Ramazan ayının sonlanması ile tüketilecek yiyeceklerin miktarının aniden arttırılmaması çağrısında bulunan Sobacı, “Öğün araları en az 2 en fazla 4-5 saat olacak şekilde düzenlemelidir. Buna göre öğün sayısı 3 olarak planlanabilir. Gerektiğinde ara öğünlerde taze meyveler ya da az şekerli hoşaf/kompostolar, ayran, kefir gibi içecekler beslenme düzenine eklenebilir. Bayram sabahı hafif bir kahvaltı ile güne başlanmalıdır. Kahvaltıda kızartma, kavurma yöntemleriyle pişirilmiş besinler yenmemelidir. Bayram ziyaretlerinde geleneksel olarak tatlı ikramı olacağından kahvaltıda şeker, bal vb. tatlı besinlerin bulundurulmaması yararlı olacaktır. Domates, salatalık, maydanoz, taze biber vb. çiğ sebzeler bolca tüketilmeli, az tuzlu peynir tercih edilmelidir. Haşlanmış yumurta tercih edilmelidir. Sucuk, salam, sosis vb. yağlı besinlerden, börek vb. hamur işi gıdalardan sakınılmalıdır. Ekmek olarak tam tahıl ekmeklerinin tercih edilmesi kan şekerini kontrol altında tutar ve tokluk hissi verir.
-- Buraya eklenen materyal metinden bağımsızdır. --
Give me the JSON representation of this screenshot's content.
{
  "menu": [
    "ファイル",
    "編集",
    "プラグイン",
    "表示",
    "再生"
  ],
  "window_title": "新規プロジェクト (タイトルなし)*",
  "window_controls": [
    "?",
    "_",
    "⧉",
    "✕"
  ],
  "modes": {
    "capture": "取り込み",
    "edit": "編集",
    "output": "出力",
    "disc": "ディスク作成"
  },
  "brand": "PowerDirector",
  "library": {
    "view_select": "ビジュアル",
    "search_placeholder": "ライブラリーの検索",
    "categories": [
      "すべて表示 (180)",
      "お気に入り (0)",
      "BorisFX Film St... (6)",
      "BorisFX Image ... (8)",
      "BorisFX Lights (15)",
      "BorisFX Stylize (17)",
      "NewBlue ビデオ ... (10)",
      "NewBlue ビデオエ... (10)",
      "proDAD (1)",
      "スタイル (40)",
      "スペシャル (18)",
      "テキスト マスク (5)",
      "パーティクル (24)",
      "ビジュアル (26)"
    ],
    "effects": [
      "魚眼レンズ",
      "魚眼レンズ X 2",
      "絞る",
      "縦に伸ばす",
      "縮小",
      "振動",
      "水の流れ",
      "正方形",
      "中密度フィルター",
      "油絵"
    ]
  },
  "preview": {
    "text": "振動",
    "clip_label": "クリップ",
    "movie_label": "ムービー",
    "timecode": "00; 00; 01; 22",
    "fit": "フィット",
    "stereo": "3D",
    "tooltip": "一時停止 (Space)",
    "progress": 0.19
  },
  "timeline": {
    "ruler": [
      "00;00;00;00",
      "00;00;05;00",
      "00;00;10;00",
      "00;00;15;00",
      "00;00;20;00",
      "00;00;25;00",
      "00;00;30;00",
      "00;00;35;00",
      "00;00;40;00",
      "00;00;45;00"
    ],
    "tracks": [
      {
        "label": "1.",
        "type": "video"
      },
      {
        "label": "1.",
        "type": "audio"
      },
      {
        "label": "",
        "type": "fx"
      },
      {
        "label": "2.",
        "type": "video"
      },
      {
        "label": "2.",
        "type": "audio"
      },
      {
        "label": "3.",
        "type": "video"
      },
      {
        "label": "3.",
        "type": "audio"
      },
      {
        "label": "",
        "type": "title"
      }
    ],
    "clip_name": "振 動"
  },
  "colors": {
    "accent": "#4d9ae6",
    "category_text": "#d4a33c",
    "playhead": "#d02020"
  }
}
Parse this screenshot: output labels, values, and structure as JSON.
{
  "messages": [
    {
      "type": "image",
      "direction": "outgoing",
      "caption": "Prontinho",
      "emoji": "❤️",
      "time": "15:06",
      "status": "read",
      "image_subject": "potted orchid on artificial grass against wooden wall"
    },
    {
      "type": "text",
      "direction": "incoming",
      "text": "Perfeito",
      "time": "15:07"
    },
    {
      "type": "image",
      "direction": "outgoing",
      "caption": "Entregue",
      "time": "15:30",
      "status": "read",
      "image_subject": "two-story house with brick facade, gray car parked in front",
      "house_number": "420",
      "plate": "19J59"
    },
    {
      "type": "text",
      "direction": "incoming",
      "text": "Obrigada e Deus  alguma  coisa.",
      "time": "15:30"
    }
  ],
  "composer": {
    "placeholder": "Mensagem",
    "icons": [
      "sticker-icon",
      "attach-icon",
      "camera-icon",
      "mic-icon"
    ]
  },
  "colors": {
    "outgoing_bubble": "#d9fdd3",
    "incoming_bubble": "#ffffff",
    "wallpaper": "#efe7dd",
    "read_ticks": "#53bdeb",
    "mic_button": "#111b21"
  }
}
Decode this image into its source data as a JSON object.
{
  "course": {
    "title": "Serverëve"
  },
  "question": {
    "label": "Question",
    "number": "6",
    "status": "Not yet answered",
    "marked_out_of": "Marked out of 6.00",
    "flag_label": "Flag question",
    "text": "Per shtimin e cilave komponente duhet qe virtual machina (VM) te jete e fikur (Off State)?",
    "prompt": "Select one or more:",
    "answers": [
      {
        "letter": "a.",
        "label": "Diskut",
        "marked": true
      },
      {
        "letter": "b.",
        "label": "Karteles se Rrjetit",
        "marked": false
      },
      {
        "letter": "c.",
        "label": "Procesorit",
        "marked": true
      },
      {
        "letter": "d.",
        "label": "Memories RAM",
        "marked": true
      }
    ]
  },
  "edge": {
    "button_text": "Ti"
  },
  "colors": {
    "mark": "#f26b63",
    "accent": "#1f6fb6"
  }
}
Besinler iyi çiğnenmeli, yemekler hızlı yenmemelidir. Ramazan Bayramı süresince mide ve bağırsak rahatsızlıkları yaşanmaması için fazla şeker ve şekerli gıdaların (tatlılar, çikolata vb.) tüketimine dikkat edilmeli, çevrenin ısrarcı tutumlarından ve aşırı yeme eğiliminden mümkün olduğunca uzak durulmalıdır” dedi.
Bayramda tatlı tüketimi çok isteniyorsa hamurlu, şerbetli tatlılar yerine küçük porsiyonlar halinde sütlü tatlılar, taze veya az miktarda kuru meyveler; şerbetler yerine şekersiz veya az şekerli komposto/hoşaf suları, az şekerli limonata, ayran gibi içeceklerin ikram edilebileceğini kaydeden Sobacı, “Sindirim sisteminin düzenli çalışması ve kabızlıktan korunmak için lif (posa) içeriği yüksek olan sebze, meyve ve kurubaklagiller tüketilmelidir. Yetişkin bireyler imkânlar dâhilinde günde en az 5 porsiyon sebze ve meyve tüketmelidirler. Lif (posa) içeriği yüksek bu besinler aynı zamanda kan şekerinin de hızla yükselmesini engellerler. Diyabet, kalp-damar hastalıkları, yüksek tansiyon gibi kronik hastalığı olanlar uyguladıkları diyete bayram süresince de uymaya özen göstermelidirler. Ramazan ayı boyunca su ve sıvı tüketimin azalmasından dolayı vücutta oluşabilen sıvı kaybının yerine konması için günde en az 2-2,5 litre sıvı alınmalı; sıvı tüketimini artırmak amacıyla öğünlere su, ayran, az şekerli limonata, az şekerli/şekersiz komposto/hoşaf gibi sıvı gıdalar eklenmelidir. Tüm bireyler özellikle de yaşlı ve tansiyon hastası olanlar çay, kahve gibi kafein içeriği yüksek içecekleri gün boyu fazla miktarda tüketmemelidirler. Ramazan boyunca gece kalkıp sahur yemeği yemek, ramazandan sonra gece yeme alışkanlığı şeklinde sürdürülmemelidir” şeklinde konuştu.
Ramazan ayı boyunca enerji harcamamak için azaltılan fiziksel aktivitenin bu dönemin sonlanmasıyla birlikte arttırılmasının oldukça önemli olduğunu kaydeden Sobacı, “Mümkün olduğunca bayram ziyaretlerine yürüyerek gidilmesi tercih edilmelidir. Fiziksel aktivitenin kan şekeri ve kolesterolü azaltmaya, kilo kaybetmeye ve bağırsak hareketlerini arttırmaya yardımcı olduğu unutulmamalıdır. Fiziksel aktivitenin arttırılması adına haftada 5 gün en az 30 dakikalık orta şiddette fiziksel aktivite yapılmalıdır” ifadelerini kullandı.